Görüşmede gerek ikili gerek bölgesel gerek küresel konuları görüştüklerini, bu çerçevede Afganistan’ı da konuştuklarını belirten Erdoğan, şunları kaydetti: “Şurada çok kısa bir süre içinde maalesef Afganistan ile yeniden dünya ayrı bir yere kilitlenmiş vaziyette. Bütün bunlar bir şeyi gösteriyor. Demek ki dünyada en güçlüyüm diyen ülkelerin, girdikleri yerlerden çıkarken çok daha hassas, çok daha dikkatli çıkmaları gerekirken ama bu çıkışlar öyle söylendiği gibi olmadı. Maalesef, terör örgütlerine bu ülkeleri teslim etmek suretiyle buralardan ayrılmak, bedeli ağır neticeler doğurmaktadır.
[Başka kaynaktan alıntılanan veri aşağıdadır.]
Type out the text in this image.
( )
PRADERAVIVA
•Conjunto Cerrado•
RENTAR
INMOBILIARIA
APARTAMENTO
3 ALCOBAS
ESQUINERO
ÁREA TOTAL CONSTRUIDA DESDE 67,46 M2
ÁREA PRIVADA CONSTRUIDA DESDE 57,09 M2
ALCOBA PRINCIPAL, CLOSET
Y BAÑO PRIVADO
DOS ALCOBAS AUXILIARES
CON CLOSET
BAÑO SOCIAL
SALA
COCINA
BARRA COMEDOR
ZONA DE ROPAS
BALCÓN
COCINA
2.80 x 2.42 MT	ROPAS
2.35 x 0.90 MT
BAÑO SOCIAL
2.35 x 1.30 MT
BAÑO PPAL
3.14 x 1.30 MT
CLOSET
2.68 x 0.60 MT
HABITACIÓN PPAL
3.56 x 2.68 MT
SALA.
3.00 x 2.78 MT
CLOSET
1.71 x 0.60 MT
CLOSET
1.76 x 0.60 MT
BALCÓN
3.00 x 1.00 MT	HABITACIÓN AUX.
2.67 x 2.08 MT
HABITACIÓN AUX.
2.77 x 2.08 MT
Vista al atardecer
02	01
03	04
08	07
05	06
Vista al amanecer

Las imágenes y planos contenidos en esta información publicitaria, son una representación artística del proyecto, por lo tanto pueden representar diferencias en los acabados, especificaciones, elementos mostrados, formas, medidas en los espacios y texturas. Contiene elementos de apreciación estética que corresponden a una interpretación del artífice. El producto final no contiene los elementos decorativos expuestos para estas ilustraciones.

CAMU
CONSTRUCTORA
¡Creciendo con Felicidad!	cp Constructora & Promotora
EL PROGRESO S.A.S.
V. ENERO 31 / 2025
Örneğin DEAŞ bunu üstleniyor. Peki DEAŞ’a karşı verdiğiniz bir mücadele var mı? Yok. Ama DEAŞ’a karşı en güçlü mücadeleyi Türkiye olarak biz verdik, veriyoruz. Lafla olmuyor bu işler. Şu anda işte Taliban diyorlar. Tamam da ‘Taliban şu anda eski Taliban’ değil diyorsunuz. Mesele ne dediği değil, ne yaptığıdır. Şu anda da Taliban’ın Afganistan’da bundan sonraki süreçte ne yapacağı çok büyük önem arz etmektedir. Türkiye olarak şu an itibarıyla sivillerimizi ülkemize taşıdık. Şu anda teknik elemanlar olarak belli sayıda, az sayıda elemanımız orada bulunuyor ama bunun dışında biz Afganistan’dan bütün bu ekiplerimizi çekmiş bulunuyoruz. Temennimiz odur ki barışın geleceğine her türlü desteği vereceğiz. 20 yıldır Afganistan’da çok büyük emeklerimiz oldu. Bundan sonraki süreçte de gelişmeler bunların belirleyicisi olacaktır.”
‘Adımları konuşacağız’
Bütün meselenin Afganistan halkının bir an önce huzurlu bir yaşama geçmesini sağlamak olduğunu vurgulayan Erdoğan, şunları kaydetti: “Eğer Amerika’nın yapacağı bir şey varsa bunu sağlamaktır. Atacağı bir adım varsa bu alanda bir adım atmaktır ama Amerika, ‘Ben çekildiğim gidiyorum’ deyip çekilip gidiyor, ondan sonra ‘Ne derdiniz varsa görün’ diyor. Şu anda NATO ne yapacak, biz de bir NATO üyesiyiz, şu anda o noktada tabii görüşmelerimiz olacak. Ne gibi adımlar atacağız, onların da planlamalarını yapacağız.”